Question

miRNAseq isoform-to-mature miRNA quantification

8

Entering edit mode

9.9 years ago

TJ ▴ 80

Hello,

I have a conceptual question regarding miRNAseq data from TCGA and the relationship between isoform quantitation and gene expression. I want to get the total number of reads for each mature miRNA sequence. So, for hsa-let-7a-5p (MIMAT0000062) which has 3 isoforms (i.e. let-7a-1, let-7a-2, and let-7a-3), I want to sum the read counts for each isoform to get an aggregate number. I have downloaded data for PRAD from GDAC Firehose which is in TCGA format, but all samples are in the same file. When I sum the read counts for each miR isoform and the reads-per-million in the same manner, the latter matches the GDAC Firehose mature pre-process file which has RPM data for a particular mature miRNA. This suggests I am analyzing the data correctly to get count data, assuming the Broad people know their stuff. I've read a paper that does the same. What I don't understand is how it is possible to map an identical sequence back to a unique location, and I don't want to double- or triple-count (in this case) for each isoform when assigning counts to a mature miRNA.

For example, these regions for let-7a-5p are identical mature miRNA sequences:

hsa-let-7a-1 isoform: hg19:9:96938244-96938265:+ (21362 reads in the miR isoform file)

hsa-let-7a-3 isoform: hg19:22:46508632-46508653:+ (21189 reads in the miR isoform file)

In fact, there are no identical read counts between the two isoforms, and these reads are not flagged as cross-mapped. How are the reads assigned to the correct isoform?

Why are the read counts not identical, since the sequences are identical and of the same length? There are reads for hg19:9:96938244-96938266:+ and other adjacent sequences, so it is not like additional nucleotides are being used to help map the sequence.

I have searched biostars, the TCGA website, the GDAC website, and Google to no avail. I even read the data processing description from the Synapse website, but that didn't help me, given the fact that the reads are not cross-mapped.
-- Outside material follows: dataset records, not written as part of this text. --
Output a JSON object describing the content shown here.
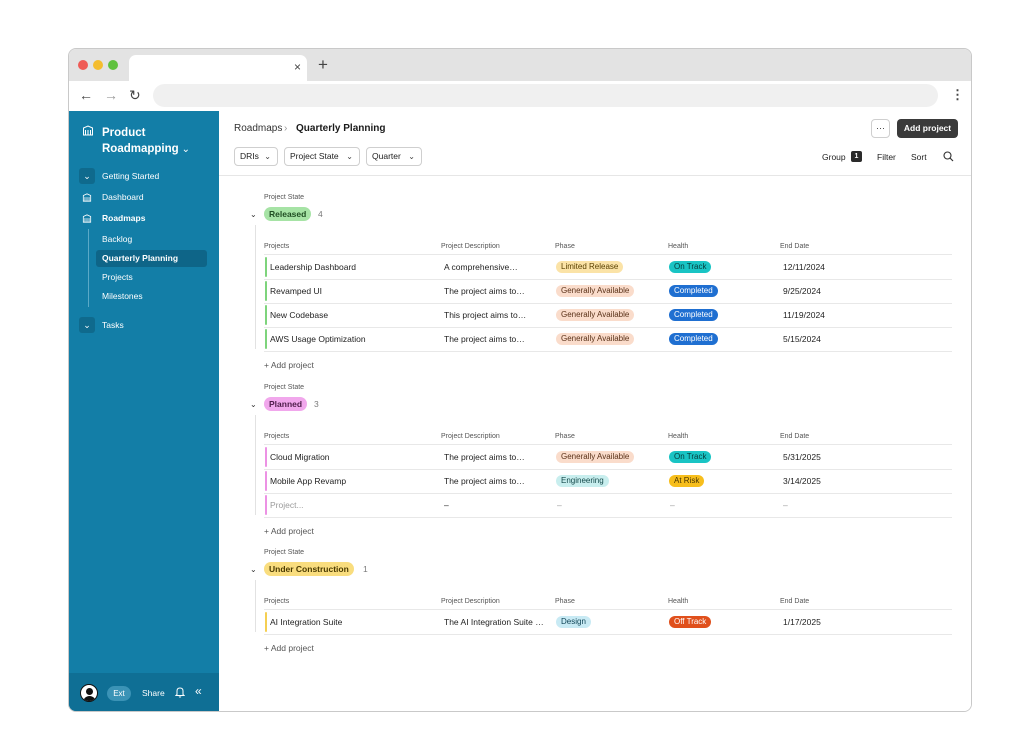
{
  "browser": {
    "tab_close": "×",
    "new_tab": "+",
    "back": "←",
    "forward": "→",
    "reload": "↻",
    "menu": "⋮"
  },
  "sidebar": {
    "app_title": "Product Roadmapping",
    "title_chevron": "⌄",
    "items": [
      {
        "label": "Getting Started",
        "icon": "chevron-down-icon"
      },
      {
        "label": "Dashboard",
        "icon": "building-icon"
      },
      {
        "label": "Roadmaps",
        "icon": "building-icon"
      },
      {
        "label": "Tasks",
        "icon": "chevron-down-icon"
      }
    ],
    "sub_items": [
      "Backlog",
      "Quarterly Planning",
      "Projects",
      "Milestones"
    ],
    "active_sub_item": "Quarterly Planning",
    "footer": {
      "ext_label": "Ext",
      "share_label": "Share",
      "collapse_icon": "«"
    }
  },
  "header": {
    "breadcrumb_parent": "Roadmaps",
    "breadcrumb_sep": "›",
    "breadcrumb_current": "Quarterly Planning",
    "more_label": "···",
    "add_project_label": "Add project",
    "filters": [
      {
        "label": "DRIs",
        "chevron": "⌄"
      },
      {
        "label": "Project State",
        "chevron": "⌄"
      },
      {
        "label": "Quarter",
        "chevron": "⌄"
      }
    ],
    "group_label": "Group",
    "group_count": "1",
    "filter_label": "Filter",
    "sort_label": "Sort"
  },
  "columns": [
    "Projects",
    "Project Description",
    "Phase",
    "Health",
    "End Date"
  ],
  "groups": [
    {
      "caption": "Project State",
      "toggle": "⌄",
      "state": "Released",
      "count": "4",
      "pill_bg": "#a6e3a5",
      "pill_fg": "#1f4d22",
      "bar_color": "#7ed47c",
      "add_label": "+ Add project",
      "rows": [
        {
          "name": "Leadership Dashboard",
          "desc": "A comprehensive…",
          "phase": "Limited Release",
          "phase_bg": "#fbe3a7",
          "phase_fg": "#5a4100",
          "health": "On Track",
          "health_bg": "#19c4c4",
          "health_fg": "#053b3b",
          "date": "12/11/2024"
        },
        {
          "name": "Revamped UI",
          "desc": "The project aims to…",
          "phase": "Generally Available",
          "phase_bg": "#fadccb",
          "phase_fg": "#5a3118",
          "health": "Completed",
          "health_bg": "#1f6fd1",
          "health_fg": "#ffffff",
          "date": "9/25/2024"
        },
        {
          "name": "New Codebase",
          "desc": "This project aims to…",
          "phase": "Generally Available",
          "phase_bg": "#fadccb",
          "phase_fg": "#5a3118",
          "health": "Completed",
          "health_bg": "#1f6fd1",
          "health_fg": "#ffffff",
          "date": "11/19/2024"
        },
        {
          "name": "AWS Usage Optimization",
          "desc": "The project aims to…",
          "phase": "Generally Available",
          "phase_bg": "#fadccb",
          "phase_fg": "#5a3118",
          "health": "Completed",
          "health_bg": "#1f6fd1",
          "health_fg": "#ffffff",
          "date": "5/15/2024"
        }
      ]
    },
    {
      "caption": "Project State",
      "toggle": "⌄",
      "state": "Planned",
      "count": "3",
      "pill_bg": "#f1a7ec",
      "pill_fg": "#4d1c49",
      "bar_color": "#ec92e4",
      "add_label": "+ Add project",
      "rows": [
        {
          "name": "Cloud Migration",
          "desc": "The project aims to…",
          "phase": "Generally Available",
          "phase_bg": "#fadccb",
          "phase_fg": "#5a3118",
          "health": "On Track",
          "health_bg": "#19c4c4",
          "health_fg": "#053b3b",
          "date": "5/31/2025"
        },
        {
          "name": "Mobile App Revamp",
          "desc": "The project aims to…",
          "phase": "Engineering",
          "phase_bg": "#c8eeee",
          "phase_fg": "#14494a",
          "health": "At Risk",
          "health_bg": "#f7be1c",
          "health_fg": "#4a3600",
          "date": "3/14/2025"
        },
        {
          "name": "Project...",
          "desc": "–",
          "phase": "–",
          "health": "–",
          "date": "–",
          "placeholder": true
        }
      ]
    },
    {
      "caption": "Project State",
      "toggle": "⌄",
      "state": "Under Construction",
      "count": "1",
      "pill_bg": "#f9dd7e",
      "pill_fg": "#4a3a00",
      "bar_color": "#f5cf52",
      "add_label": "+ Add project",
      "rows": [
        {
          "name": "AI Integration Suite",
          "desc": "The AI Integration Suite …",
          "phase": "Design",
          "phase_bg": "#c8eaf4",
          "phase_fg": "#0f4456",
          "health": "Off Track",
          "health_bg": "#e0501c",
          "health_fg": "#ffffff",
          "date": "1/17/2025"
        }
      ]
    }
  ]
}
If nobody knows the answer, any ideas on where to ask next?

Thanks in advance!

RNA-Seq • 6.0k views

ADD COMMENT • link updated 18 months ago by Ram 43k • written 9.9 years ago by TJ ▴ 80

Ram · Answer 1 · 2015-07-29

6

Entering edit mode

8.7 years ago

r.ptashkin ▴ 60

This may be useful in working with isoform level miRNASeq data from TCGA: https://github.com/rptashkin/TCGA_miRNASeq_matrix

ADD COMMENT • link updated 18 months ago by Ram 43k • written 8.7 years ago by r.ptashkin ▴ 60

Ram · Answer 2 · 2017-10-19

I think there is a misconception here. According to miRBase, "Distinct precursor sequences and genomic loci that express identical mature sequences get names of the form hsa-mir-121-1 and hsa-mir-121-2". (http://www.mirbase.org/help/nomenclature.shtml) So let-7a-1, let-7a-2, and let-7a-3 are stemloop sequences, not the isoforms of mature miRNA.
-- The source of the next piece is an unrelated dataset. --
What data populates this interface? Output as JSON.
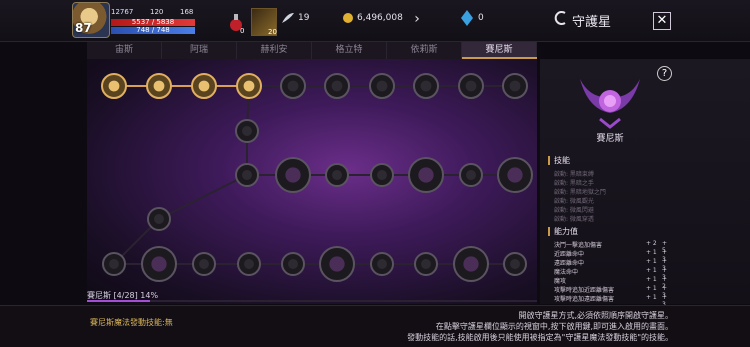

Isoforms of miRNAs are simply one or two nucleotide variation on either end of the mature sequence, or with a few nucleotides substituted. "IsomiRs appear as a variation in length from the canonical sequence annotated in miRBase, due to an addition or deletion of one or more nucleotides at the 5(') or 3(') ends or both." (https://www.ncbi.nlm.nih.gov/pubmed/26277662). This nature article has a more comprehensive definition of miRNA isoforms (https://www.nature.com/articles/nrm3611).

Therefore I think the correct way to process the isoform data is to take the max or sum for all counts associated with each mature transcript ID. Here is my script: https://github.com/teng-gao/genomics_utils/blob/master/README.md#process-tcga-mirnaseq-isoform-quantifications

Please correct me if you think I'm wrong!